Kimberley Hall, near Wymondham, has hosted many photo shoots and events thanks to its stunning architecture and picturesque lakeside setting.

Tamsyn Morgans owns a Victorian terrace house in Norwich which she is lovingly restoring.

“It is a very quirky, unique house and quite different to what people might assume to be a typical location as it is quite small. It has a very vintage feel and is full of interesting props and pieces of furniture which can be used.

“I would say you have to be flexible. You might be asked to move things or put things away, so it is essential you trust the people who are looking after the shoot. I also think it is best not to be there and to let the team get on with it. Everything is always returned as it was, as if they have never been there and it means you won’t be worrying while they are there.”

Fashion and art director Olivia Pomp and her husband Gary Rowland, also an art director, have seen their stunning 16th century property Glashaus, near Diss, used for several photographic and film shoots.

“It is a brilliant thing to do and fantastic to see your home showcased. My advice would be to work with a production company who will oversee all the logistics and give you the confidence and security that your house will be looked after. Make sure you have a clear contract, in terms of public liability, insurance and the hours your property is needed.
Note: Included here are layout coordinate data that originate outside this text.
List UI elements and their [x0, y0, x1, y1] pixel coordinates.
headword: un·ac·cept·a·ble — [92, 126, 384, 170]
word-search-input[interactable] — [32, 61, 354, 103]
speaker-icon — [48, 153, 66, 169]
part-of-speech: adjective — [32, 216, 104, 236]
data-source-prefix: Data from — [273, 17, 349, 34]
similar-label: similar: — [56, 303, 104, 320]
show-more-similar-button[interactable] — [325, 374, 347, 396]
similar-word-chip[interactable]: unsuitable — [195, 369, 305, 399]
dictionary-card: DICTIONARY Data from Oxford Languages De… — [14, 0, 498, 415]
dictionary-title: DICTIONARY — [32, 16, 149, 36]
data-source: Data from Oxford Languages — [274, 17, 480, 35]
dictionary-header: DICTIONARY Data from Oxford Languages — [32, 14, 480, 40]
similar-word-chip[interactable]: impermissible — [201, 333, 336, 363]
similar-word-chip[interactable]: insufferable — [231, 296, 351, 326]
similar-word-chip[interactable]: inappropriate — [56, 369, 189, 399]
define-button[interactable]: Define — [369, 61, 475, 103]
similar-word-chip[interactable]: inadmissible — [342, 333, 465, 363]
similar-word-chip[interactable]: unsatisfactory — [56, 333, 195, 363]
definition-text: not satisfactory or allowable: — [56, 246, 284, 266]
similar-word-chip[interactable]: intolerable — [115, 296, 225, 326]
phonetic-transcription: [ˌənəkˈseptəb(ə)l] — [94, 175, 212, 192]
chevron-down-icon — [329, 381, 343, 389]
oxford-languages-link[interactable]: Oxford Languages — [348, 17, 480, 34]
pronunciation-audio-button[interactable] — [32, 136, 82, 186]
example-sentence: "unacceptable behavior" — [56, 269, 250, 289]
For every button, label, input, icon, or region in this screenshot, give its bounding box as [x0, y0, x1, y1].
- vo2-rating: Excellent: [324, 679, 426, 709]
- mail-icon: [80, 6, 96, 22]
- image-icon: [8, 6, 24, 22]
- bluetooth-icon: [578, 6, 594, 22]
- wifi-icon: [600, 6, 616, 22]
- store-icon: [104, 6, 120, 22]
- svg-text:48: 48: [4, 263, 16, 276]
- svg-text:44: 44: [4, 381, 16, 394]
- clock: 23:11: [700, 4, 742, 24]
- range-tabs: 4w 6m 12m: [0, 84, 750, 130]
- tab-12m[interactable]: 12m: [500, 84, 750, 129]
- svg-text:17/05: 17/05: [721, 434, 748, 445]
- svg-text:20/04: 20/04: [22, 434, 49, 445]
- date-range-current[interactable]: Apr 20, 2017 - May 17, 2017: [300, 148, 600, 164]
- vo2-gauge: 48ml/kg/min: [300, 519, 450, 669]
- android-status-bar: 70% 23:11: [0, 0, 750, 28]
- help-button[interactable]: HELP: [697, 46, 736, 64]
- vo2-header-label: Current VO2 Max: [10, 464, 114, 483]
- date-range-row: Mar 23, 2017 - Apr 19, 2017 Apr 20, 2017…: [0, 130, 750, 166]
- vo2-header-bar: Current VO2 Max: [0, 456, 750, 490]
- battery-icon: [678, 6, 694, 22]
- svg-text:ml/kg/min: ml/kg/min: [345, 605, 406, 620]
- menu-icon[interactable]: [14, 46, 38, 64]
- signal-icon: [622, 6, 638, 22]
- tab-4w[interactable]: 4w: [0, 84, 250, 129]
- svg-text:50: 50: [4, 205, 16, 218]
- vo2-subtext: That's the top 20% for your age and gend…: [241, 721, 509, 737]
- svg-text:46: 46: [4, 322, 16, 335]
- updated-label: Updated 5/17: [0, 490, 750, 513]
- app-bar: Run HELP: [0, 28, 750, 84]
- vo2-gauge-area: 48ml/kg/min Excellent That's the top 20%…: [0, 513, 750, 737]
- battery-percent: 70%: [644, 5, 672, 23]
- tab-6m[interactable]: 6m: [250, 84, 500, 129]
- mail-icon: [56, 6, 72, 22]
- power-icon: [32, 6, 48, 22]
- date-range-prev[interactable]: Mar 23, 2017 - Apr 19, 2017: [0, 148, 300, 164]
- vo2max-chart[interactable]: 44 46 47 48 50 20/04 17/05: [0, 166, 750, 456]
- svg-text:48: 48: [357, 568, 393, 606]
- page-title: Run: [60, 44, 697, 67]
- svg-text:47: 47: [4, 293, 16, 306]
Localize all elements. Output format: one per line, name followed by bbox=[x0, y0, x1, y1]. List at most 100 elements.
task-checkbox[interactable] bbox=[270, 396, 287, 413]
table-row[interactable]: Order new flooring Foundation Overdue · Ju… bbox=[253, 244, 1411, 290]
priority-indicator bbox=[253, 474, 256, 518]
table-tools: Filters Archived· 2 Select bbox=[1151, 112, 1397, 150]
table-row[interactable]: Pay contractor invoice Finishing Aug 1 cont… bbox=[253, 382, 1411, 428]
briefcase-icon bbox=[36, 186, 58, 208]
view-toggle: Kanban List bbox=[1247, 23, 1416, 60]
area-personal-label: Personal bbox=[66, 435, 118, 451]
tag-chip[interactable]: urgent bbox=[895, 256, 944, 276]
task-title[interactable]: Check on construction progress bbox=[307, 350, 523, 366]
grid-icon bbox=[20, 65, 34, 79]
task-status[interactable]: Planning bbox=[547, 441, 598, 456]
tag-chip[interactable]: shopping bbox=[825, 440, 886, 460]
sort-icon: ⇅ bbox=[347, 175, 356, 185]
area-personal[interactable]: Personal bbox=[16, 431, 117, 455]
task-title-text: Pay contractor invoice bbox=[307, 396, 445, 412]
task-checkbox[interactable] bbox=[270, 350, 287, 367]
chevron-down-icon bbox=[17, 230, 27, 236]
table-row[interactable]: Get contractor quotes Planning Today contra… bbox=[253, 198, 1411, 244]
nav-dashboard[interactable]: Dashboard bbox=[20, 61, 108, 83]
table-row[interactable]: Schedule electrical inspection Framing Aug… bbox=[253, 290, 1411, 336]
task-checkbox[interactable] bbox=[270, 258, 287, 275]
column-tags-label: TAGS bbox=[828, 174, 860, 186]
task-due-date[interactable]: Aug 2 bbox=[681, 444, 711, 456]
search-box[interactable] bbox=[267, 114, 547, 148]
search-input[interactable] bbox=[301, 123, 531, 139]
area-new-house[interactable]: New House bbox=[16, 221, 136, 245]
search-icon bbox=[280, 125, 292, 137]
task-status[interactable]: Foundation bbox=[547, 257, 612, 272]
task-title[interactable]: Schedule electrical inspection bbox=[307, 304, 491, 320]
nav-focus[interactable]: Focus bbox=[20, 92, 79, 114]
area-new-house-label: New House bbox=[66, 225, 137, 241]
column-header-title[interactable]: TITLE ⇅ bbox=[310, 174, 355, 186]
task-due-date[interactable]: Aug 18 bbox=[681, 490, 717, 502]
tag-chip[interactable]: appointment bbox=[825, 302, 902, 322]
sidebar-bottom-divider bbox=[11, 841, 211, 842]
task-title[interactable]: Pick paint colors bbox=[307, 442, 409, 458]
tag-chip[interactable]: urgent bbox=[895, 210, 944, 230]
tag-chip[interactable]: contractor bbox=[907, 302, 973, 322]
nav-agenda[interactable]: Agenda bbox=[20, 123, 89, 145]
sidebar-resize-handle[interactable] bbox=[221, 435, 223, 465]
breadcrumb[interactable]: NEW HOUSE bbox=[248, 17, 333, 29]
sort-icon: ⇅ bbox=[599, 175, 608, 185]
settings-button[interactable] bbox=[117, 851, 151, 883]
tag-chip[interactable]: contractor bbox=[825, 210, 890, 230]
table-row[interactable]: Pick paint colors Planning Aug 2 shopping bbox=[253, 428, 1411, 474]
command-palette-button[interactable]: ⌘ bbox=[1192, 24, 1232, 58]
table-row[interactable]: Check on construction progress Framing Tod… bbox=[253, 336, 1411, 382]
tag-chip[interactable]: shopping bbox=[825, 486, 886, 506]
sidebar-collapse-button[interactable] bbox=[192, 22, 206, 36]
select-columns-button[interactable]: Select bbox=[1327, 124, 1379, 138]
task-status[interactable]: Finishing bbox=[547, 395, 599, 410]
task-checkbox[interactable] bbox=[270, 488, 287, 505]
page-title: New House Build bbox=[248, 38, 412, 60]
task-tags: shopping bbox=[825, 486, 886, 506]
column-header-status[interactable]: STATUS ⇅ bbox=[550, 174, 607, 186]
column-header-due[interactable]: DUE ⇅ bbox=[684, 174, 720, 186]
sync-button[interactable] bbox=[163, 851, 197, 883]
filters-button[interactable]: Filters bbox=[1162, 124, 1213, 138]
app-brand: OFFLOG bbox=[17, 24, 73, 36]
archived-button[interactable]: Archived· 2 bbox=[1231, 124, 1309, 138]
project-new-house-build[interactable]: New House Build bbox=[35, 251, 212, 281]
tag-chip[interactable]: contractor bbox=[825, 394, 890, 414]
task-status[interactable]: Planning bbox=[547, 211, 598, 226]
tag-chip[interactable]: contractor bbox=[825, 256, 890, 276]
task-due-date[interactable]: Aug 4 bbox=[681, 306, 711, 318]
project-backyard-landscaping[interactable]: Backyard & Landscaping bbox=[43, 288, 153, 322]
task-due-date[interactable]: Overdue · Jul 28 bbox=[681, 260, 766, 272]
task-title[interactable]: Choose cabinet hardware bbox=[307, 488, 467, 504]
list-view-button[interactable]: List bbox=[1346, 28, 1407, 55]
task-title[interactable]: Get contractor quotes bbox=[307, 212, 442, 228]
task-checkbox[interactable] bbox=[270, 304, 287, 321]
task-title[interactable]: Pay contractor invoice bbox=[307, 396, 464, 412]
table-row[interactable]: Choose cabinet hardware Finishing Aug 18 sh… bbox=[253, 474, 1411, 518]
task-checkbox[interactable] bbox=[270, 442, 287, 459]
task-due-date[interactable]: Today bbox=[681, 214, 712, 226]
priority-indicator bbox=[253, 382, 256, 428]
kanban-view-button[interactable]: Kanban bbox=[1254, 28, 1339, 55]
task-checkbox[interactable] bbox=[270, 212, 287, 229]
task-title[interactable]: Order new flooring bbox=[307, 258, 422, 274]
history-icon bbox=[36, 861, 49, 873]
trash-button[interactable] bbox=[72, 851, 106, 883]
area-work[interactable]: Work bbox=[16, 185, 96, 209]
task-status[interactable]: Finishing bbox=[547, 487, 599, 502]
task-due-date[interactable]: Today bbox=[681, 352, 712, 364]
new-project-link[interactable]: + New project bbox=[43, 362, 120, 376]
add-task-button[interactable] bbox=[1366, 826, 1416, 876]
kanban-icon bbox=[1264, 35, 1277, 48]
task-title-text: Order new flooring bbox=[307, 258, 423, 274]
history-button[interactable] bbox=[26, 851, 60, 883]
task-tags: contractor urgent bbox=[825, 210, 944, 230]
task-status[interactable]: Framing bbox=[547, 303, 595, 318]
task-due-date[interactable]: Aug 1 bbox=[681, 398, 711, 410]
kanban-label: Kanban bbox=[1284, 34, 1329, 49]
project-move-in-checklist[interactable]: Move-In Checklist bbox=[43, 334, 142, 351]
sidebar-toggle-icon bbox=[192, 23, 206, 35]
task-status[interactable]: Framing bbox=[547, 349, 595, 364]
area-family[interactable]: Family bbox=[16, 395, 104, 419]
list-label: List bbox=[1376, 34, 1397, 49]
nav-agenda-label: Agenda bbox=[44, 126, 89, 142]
“A small team still tends to be eight people, and for television it could number 40. It is a big intrusion – but we have had filming here involving lots of children and, because it was looked after by professionals, it was great and everything was left perfectly. Finally, do not take their decisions about what to photograph, what to move or what to change, personally. You might have lovingly created a stunning home with beautiful architectural and interior design features, but those running the shoot have no emotional attachment to it and have a very clear vision of what they need.”